Sirius’un yüce misyonu denilen kozmik plan, bu bağlamda, işini bitirmiş olan dönem bilincinin kotlarını çözüp, bütünlüğünü kazanmış bilinçlere uygun altyapıyı ya da elbiseyi hazırlamaya başladı diyebiliriz!

2008 yılı nümorolojik değeri ve kozmik parelelilkileri bakımından önemliydi.

Parçaları birbirinden izole eden dolgu maddelerinin eritilmesi Sirius etkinliklerinden... Dolgu maddeleriyle çalışan ve kendisi de dolgu maddesi olan zaman enerjisi de aradan çekilecek anlamına geliyor bu. Unsurlar tamamlanmak üzere durgun bir denizin içinde kayarcasına yüzen balıklar gibi bir-bir-lerine  doğru çekiliyorlar.

Bu süreç tuhaf karşılaşmaları gündeme getirebilir. Serendipity; tuhaf ama şanslı  karşılaşmalar anlamına gelen bir terim. Seylan Adasında konuşulan yerli dile ait. İngiliz bir edebiyatçı tarafından İngiliz diline dahil edilmiş...Seylan adasının orijinal adı da Serendip; ada ismini aynı isimdeki masaldan almış. Masalda kızkardeşlerin garip rastlantılarla dolu çetrefilli serüveni anlatılıyor; hatta aksilik gibi görünse de bu garip karşılaşmalar, sonunda onları çok şanslı sonuçlara ulaştırıyor. Serendip temasını işleyen İngiliz yapımı hoş bir film de var. Güzel raslantı ya da kötü raslantı deriz Türkçe’ de; raslantının kelebek etkisinin bizi nerelere götüreceğini henüz bilmeden!.

Raslantının güzeli, varlığımızı tamamlayan öteki parçalarımızla karşılaşmak olsa gerek; sonunda her şey bir tek parça olur, “öteki” diye bir şey kalmaz.

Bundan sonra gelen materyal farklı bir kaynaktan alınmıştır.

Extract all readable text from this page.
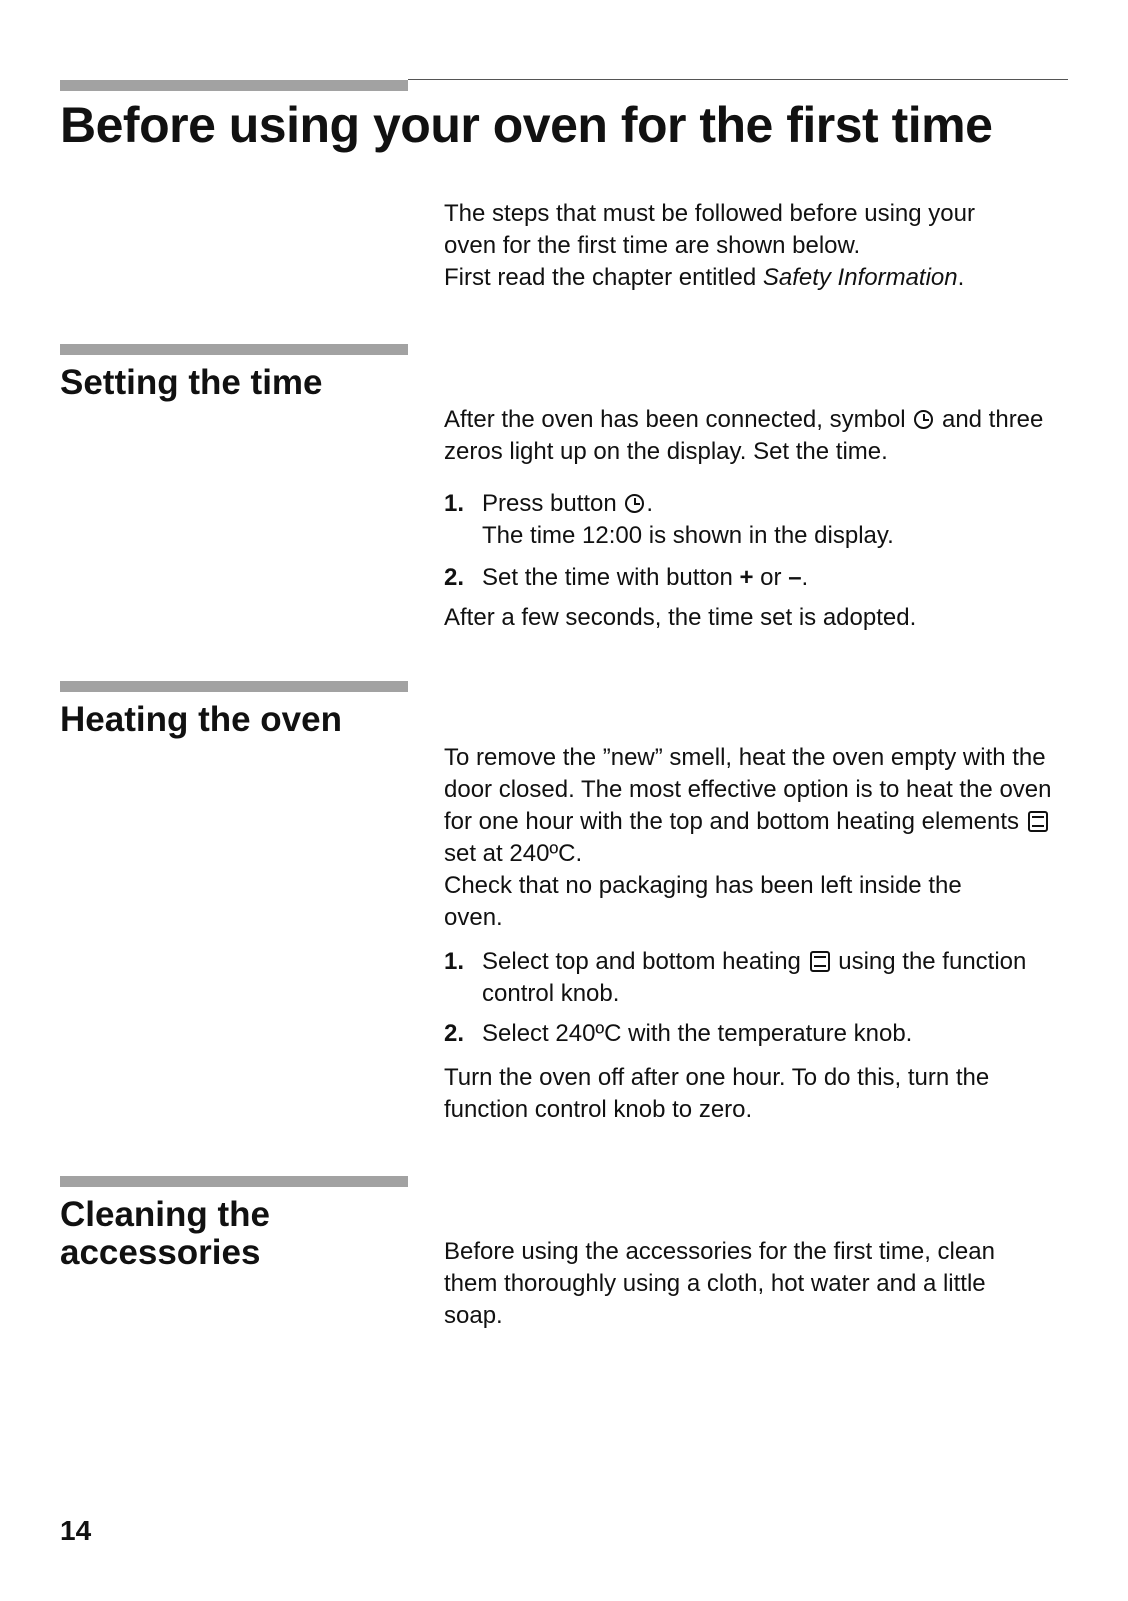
Before using your oven for the first time

The steps that must be followed before using your

oven for the first time are shown below.

First read the chapter entitled Safety Information.

Setting the time

After the oven has been connected, symbol  and three zeros light up on the display. Set the time.

1. Press button .
The time 12:00 is shown in the display.
2. Set the time with button + or –.

After a few seconds, the time set is adopted.

Heating the oven

To remove the ”new” smell, heat the oven empty with the door closed. The most effective option is to heat the oven for one hour with the top and bottom heating elements  set at 240ºC.

Check that no packaging has been left inside the oven.

1. Select top and bottom heating  using the function control knob.
2. Select 240ºC with the temperature knob.

Turn the oven off after one hour. To do this, turn the function control knob to zero.

Cleaning the
accessories	Before using the accessories for the first time, clean them thoroughly using a cloth, hot water and a little soap.

14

2009 yılı 2008’in absorbe ettiği enerjilerle, Büyük Resmin karelerini yerli yerine “oturtacak” bir hareketlenme sergiliyebilir; kader rüzgarları unutulan mutluluk yerleşkelerine doğru dümen tuttururken, alışılan durumlardan kopuş zorlayıcı olabilir.

 

(*) Sadıklar Planı Bilgileri; Dogon Mitolojisi...vs.